Rationale-sweet

Sweet-expressions (t-expressions)

Sweet-expressions start with neoteric-expressions and add indentation as meaningful.

These eliminate many parentheses, thus making them more readable, by making indentation itself meaningful. Real Lisp programs are already indented, and tools (like editors and pretty-printers) are used to try to keep the indentation (used by humans) and parentheses (used by the computers) in sync. By making the indentation (which humans depend on) actually used by the computer, they are automatically kept in sync, and many parentheses become unnecessary.

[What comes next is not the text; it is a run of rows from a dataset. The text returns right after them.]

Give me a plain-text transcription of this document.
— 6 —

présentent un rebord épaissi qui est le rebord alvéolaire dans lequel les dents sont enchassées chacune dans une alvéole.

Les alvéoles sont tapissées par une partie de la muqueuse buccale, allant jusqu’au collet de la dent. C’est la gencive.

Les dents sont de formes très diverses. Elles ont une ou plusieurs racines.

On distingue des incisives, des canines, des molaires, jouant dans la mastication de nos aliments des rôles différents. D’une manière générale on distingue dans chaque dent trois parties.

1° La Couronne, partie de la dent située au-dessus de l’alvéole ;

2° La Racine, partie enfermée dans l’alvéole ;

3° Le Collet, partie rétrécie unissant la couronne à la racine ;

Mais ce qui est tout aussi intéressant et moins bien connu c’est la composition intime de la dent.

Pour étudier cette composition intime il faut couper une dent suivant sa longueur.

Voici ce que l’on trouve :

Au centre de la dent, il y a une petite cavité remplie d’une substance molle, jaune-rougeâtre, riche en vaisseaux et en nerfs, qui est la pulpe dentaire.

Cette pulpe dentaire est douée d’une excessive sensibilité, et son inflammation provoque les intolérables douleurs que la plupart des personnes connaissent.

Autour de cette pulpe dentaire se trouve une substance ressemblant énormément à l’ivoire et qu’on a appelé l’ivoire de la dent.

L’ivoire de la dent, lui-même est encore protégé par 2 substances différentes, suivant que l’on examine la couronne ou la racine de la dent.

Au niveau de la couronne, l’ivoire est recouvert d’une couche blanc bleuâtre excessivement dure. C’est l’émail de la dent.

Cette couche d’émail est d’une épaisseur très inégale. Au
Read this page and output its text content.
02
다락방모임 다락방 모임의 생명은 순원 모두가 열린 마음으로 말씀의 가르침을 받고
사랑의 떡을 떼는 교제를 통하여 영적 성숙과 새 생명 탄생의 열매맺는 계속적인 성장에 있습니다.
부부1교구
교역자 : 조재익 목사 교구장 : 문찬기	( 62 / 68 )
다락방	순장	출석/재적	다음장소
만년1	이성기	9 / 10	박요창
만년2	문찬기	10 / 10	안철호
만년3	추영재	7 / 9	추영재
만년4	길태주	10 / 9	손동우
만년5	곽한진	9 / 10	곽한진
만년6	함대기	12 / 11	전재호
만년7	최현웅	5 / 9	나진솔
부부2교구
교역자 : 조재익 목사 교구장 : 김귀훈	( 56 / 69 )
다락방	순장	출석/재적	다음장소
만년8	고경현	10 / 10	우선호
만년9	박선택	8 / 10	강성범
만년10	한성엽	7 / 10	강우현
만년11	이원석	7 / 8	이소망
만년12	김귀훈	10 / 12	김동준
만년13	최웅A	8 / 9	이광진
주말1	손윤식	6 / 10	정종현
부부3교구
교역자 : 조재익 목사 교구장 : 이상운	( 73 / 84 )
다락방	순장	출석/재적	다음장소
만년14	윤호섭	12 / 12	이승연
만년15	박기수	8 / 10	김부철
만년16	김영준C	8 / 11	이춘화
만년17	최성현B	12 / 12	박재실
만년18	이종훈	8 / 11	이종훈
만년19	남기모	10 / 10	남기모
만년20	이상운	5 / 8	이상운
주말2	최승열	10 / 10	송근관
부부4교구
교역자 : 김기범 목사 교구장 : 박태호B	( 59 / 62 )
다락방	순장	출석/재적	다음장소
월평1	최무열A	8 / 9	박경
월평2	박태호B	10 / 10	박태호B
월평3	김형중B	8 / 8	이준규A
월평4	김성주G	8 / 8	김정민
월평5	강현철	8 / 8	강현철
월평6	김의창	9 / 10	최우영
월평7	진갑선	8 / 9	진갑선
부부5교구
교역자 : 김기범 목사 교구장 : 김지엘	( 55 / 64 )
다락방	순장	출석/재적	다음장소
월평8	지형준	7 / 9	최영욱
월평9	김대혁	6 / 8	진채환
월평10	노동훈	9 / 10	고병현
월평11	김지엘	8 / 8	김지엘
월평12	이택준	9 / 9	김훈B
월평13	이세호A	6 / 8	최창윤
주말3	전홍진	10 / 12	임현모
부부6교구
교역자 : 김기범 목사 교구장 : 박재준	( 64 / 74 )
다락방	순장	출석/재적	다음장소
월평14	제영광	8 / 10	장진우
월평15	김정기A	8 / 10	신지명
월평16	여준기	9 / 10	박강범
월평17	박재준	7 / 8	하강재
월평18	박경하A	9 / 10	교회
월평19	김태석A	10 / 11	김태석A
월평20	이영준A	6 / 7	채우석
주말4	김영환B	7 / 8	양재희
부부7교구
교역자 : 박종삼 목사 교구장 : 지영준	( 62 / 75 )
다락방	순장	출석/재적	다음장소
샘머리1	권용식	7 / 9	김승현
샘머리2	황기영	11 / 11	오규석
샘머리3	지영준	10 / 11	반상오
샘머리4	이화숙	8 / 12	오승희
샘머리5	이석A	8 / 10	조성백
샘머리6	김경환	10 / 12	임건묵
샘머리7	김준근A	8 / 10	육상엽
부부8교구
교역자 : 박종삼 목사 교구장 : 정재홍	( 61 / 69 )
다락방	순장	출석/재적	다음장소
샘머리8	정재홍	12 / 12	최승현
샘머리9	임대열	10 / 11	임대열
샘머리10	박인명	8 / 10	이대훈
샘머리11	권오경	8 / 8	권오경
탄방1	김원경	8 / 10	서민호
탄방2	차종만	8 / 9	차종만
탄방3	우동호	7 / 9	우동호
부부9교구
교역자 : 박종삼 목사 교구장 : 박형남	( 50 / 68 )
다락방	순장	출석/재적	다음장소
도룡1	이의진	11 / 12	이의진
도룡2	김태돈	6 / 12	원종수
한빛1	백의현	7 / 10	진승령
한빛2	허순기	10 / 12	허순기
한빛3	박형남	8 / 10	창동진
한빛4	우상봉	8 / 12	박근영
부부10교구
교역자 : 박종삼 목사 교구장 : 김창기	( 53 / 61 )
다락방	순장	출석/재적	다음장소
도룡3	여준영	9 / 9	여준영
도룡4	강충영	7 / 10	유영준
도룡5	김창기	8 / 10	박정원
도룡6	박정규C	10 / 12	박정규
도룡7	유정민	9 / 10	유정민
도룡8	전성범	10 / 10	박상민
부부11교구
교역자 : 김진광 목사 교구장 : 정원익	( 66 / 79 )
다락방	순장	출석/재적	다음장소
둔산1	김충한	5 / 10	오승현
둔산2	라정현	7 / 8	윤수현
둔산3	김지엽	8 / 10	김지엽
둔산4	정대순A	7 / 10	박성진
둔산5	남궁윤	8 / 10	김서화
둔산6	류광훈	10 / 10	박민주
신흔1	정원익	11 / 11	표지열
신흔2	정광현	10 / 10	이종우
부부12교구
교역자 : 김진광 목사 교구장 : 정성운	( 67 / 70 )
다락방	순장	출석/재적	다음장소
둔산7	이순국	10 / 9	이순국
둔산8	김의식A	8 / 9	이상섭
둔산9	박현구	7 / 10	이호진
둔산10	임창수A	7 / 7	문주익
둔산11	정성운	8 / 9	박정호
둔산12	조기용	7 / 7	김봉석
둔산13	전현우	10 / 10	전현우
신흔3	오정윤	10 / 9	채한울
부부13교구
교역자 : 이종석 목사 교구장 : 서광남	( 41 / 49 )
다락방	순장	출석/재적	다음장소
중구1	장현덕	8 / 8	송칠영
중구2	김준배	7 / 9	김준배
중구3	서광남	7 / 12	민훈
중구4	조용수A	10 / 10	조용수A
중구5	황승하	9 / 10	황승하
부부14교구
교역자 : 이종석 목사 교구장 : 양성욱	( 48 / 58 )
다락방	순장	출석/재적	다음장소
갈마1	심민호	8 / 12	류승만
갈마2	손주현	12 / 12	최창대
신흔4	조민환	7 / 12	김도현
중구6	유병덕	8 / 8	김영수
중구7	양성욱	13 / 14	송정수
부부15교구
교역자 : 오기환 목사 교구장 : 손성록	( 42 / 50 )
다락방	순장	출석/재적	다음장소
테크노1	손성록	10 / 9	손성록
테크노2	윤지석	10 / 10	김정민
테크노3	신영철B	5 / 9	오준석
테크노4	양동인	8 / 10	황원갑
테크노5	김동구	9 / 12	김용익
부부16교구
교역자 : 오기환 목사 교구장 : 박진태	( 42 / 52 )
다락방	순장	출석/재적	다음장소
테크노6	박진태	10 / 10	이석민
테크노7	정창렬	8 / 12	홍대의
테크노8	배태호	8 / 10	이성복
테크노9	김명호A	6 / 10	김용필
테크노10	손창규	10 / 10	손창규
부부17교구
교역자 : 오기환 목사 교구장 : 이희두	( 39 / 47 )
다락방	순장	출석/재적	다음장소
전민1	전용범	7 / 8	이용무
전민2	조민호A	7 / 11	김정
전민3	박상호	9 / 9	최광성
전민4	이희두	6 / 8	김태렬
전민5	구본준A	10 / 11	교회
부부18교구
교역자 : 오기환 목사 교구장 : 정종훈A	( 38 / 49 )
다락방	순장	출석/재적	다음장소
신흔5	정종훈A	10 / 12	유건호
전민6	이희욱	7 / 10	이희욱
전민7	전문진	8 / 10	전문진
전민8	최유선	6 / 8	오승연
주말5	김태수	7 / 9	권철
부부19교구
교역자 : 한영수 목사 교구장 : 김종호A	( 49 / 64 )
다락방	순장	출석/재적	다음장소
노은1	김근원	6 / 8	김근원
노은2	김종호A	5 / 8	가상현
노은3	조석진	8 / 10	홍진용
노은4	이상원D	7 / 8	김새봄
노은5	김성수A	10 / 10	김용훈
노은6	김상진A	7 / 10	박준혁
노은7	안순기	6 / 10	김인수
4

The page http://www.gregslepak.com/on-lisps-readability shows one of the many examples of endless closing parentheses and brackets to close an expression, and the confusion that happens when indentation does not match the parentheses. bhurt's response to that article is telling: "I'm always somewhat amazed by the claim that the parens 'just disappear', as if this is a good thing. Bugs live in the difference between the code in your head and the code on the screen - and having the parens in the wrong place causes bugs. And autoindenting isn't the answer- I don't want the indenting to follow the parens, I want the parens to follow the indenting. The indenting I can see, and can see is correct."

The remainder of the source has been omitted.